While Shaik denied any wrongdoing, he was nonetheless found guilty of involvement in that corrupt scheme.
Roux argued that Thales was “paralysed from the neck” in this case. “It cannot move,” he said.
Zuma loses appeal
Earlier on Thursday, Judge Nkosinathi Chilli, presiding over Zuma and Thales’ application for acquittal, dismissed the former president’s appeal application to have Downer removed from his arms deal corruption trial.
Zuma’s legal team in February filed for leave to appeal Judge Chili’s decision to dismiss the recusal application against Downer.
The former president argued that Downer should be removed from the case due to alleged bias, claiming his continued involvement would compromise the right to a fair trial.

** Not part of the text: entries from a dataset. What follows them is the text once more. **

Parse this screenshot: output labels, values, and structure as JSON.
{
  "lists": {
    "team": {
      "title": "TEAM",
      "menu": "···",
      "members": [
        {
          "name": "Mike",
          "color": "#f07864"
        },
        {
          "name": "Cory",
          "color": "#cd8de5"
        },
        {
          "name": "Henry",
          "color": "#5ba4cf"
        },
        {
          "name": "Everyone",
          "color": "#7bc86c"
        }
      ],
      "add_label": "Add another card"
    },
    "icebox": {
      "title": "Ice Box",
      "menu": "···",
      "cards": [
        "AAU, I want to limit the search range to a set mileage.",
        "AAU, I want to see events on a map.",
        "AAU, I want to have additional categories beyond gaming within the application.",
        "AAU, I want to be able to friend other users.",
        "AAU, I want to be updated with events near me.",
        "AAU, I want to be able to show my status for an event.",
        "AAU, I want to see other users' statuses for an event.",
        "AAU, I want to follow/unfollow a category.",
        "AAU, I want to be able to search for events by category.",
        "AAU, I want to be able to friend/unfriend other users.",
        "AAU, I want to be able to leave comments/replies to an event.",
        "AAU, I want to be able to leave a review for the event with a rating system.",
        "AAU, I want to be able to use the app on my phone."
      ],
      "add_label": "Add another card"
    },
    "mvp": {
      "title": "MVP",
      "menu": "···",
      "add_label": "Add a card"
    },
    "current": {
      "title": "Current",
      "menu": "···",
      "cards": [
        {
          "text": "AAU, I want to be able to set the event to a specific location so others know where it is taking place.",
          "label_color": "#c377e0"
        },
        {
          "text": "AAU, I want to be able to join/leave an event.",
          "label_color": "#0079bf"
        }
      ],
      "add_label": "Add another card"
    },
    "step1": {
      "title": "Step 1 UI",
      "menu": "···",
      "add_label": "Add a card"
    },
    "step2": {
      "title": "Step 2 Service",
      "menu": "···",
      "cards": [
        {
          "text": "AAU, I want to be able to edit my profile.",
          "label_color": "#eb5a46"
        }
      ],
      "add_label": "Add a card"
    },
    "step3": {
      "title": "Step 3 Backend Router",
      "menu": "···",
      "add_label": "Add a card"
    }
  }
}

In dismissing Zuma’s application for Downer’s removal, Chili said he considered “all the facts” that the former president argued as a basis for Downer to be forced to step down.
Prospects
Chili said he does not believe Zuma’s right to a fair trial would be compromised if Downer remains as prosecutor.
The judge added that he does not believe there is a reasonable prospect that another court will differ with his ruling on Zuma’s application for Downer’s removal.
Zuma instructed Mpofu to petition the Supreme Court of Appeal (SCA) to appeal Chili’s ruling.